Right. Let’s just get this over with.

Guess who crawled back to Zuckerberg this morning…..

Against my better judgment, and with a level of profound irritation I usually reserve for politicians explaining tax cuts for the obscenely wealthy, I am reactivating my Facebook account.

For those of you who followed my rather pointed departure back in January, you might be raising an eyebrow. Believe me, I’m raising one at myself too.

Let me be unequivocally clear: my ethical stance has not budged an inch.

I still firmly believe that Mark Zuckerberg and the entire Meta empire are actively, knowingly contributing to the dumpster fire of modern society. Their refusal to seriously tackle misinformation, their platforming of racism, Nazism (yes, actual Nazis), transphobia, homophobia, and generally vile rhetoric is, in my opinion, reprehensible. It’s a digital fiefdom built on engagement metrics that reward outrage and division, and I still find it ethically nauseating.

So, why am I crawling back to the blue-and-white hellscape I swore off?

Because last weekend, reality delivered a swift, brutal kick to my overly-principled ass.

For the first time in over thirty years of organizing and hosting events – community gatherings, workshops, fundraisers, you name it – I had an event completely and utterly tank. We’re not talking “lower than expected turnout.” We’re talking a spectacular, tumbleweeds-blowing-through-the-empty-room flop.

Five people showed up. Five.

And what was the crucial difference this time?

For the first time EVER, I wasn’t the one handling the social media promotion. I wasn’t leveraging the online presence, the network, the social capital I’ve apparently spent the last two decades unintentionally accumulating like some kind of digital lint ball.

It was a slap in the face.

A stark, unavoidable realization that whether I liked it or not (spoiler: I don’t), my ability to gather people, to create community, to actually do things in the real world, was inextricably tied to my presence in Zuckerberg’s ethically-compromised playground. When I deactivated, I didn’t just silence my own feed; I apparently unplugged a significant portion of my ability to reach the very communities I care about.

My influence, such as it was, evaporated.

And let’s be clear, this isn’t some narcissistic lament about losing followers or likes.
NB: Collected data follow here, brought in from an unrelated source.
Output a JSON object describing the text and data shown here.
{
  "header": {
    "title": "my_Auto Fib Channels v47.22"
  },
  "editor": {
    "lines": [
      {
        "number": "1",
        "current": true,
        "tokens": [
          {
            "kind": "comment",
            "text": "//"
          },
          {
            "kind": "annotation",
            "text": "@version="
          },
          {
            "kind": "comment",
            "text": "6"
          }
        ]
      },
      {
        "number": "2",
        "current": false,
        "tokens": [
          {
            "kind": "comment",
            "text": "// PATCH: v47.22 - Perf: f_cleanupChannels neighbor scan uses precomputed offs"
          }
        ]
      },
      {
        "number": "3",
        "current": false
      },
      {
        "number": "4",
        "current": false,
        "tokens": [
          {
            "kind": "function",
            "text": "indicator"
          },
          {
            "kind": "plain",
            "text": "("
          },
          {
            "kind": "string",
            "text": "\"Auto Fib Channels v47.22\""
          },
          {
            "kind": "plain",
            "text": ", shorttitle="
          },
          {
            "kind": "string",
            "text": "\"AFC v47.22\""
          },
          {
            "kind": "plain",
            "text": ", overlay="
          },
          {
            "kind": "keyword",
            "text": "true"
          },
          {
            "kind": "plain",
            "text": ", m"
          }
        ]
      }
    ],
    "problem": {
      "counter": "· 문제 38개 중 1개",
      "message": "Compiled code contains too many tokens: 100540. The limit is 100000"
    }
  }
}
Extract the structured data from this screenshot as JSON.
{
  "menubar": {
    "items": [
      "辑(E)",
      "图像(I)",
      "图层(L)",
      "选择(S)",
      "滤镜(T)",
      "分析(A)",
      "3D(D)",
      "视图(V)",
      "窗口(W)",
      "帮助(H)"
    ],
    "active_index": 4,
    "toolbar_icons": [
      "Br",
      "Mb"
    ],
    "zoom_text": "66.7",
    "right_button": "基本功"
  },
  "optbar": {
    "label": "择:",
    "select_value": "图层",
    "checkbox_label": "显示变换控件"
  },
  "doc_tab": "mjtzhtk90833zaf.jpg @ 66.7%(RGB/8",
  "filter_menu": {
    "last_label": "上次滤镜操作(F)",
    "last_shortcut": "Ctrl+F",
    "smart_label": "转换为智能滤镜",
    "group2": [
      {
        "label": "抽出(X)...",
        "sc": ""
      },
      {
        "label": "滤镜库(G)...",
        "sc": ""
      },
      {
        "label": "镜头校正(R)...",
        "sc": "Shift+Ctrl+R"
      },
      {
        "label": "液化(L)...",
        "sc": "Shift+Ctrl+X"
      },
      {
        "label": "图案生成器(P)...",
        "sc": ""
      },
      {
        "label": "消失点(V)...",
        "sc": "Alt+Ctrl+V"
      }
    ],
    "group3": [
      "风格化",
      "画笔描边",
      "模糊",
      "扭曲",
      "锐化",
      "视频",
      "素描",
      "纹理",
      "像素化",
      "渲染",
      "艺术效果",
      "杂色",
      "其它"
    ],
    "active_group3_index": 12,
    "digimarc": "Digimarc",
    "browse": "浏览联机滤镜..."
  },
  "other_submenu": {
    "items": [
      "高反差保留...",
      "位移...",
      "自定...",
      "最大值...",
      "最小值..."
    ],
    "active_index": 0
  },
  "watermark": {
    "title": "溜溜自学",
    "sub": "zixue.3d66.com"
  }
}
Frankly, I couldn’t care less about those metrics. This is about the crushing realization that years of showing up, connecting, sharing resources, and building relationships – much of it happening through that platform – created a network effect I didn’t fully appreciate until it was gone.

It wasn’t just my voice I lost access to; it was the web of connections that allowed me to know about protests, share crucial information, amplify social justice actions, and, yes, get people to show up for things I poured my heart into.

Which brings me to the uncomfortable truth about boycotts.

Boycotts are a privilege.

Standing on principle feels good. It feels right. But let’s be honest: boycotting is a privilege. It assumes you have alternatives, that your absence won’t disproportionately harm your own ability to function or achieve your goals. Refusing to shop at Walmart when you have money for a ‘regular’ grocery store and don’t live in a food desert is one thing; refusing to use the dominant communication and organizing platform of our time, when your work depends on communication and organizing? That’s another level.

Is my personal boycott of Facebook hurting Mark Zuckerberg?

Not even slightly.

Is it hurting my ability to promote causes I care about, gather people for meaningful events, or even let folks know I’ve started blogging again after a long hiatus (which, surprise, no one knows because how would they)?

Apparently, yes.

Spectacularly so.

It feels like cutting off my nose to spite my face. My principles remain, but I’m starting to see that upholding them in absolute isolation might actually be counterproductive to the reasons I hold those principles in the first place – reasons like community building, social justice, and making a tangible difference.

Nuance isn’t always my strong suit, and I got a big old dose of learning my lesson in it this weekend.

So, I’m back.

Reluctantly.

Annoyed.

Holding my nose.

I’ll likely be using the platform strategically and minimally – primarily for event promotion, sharing blog posts [follow me at voyagersheart.wordpress.com], and connecting with the network I apparently need to function. And maybe a few ‘adhd project of the week’ photos, becauese why not. Our joy is our defiance, after all.

Consider this my grumpy, ethically-compromised return.

Now, if you’ll excuse me, I need to go wash my hands. I have blue and white ick all over me and I feel dirty.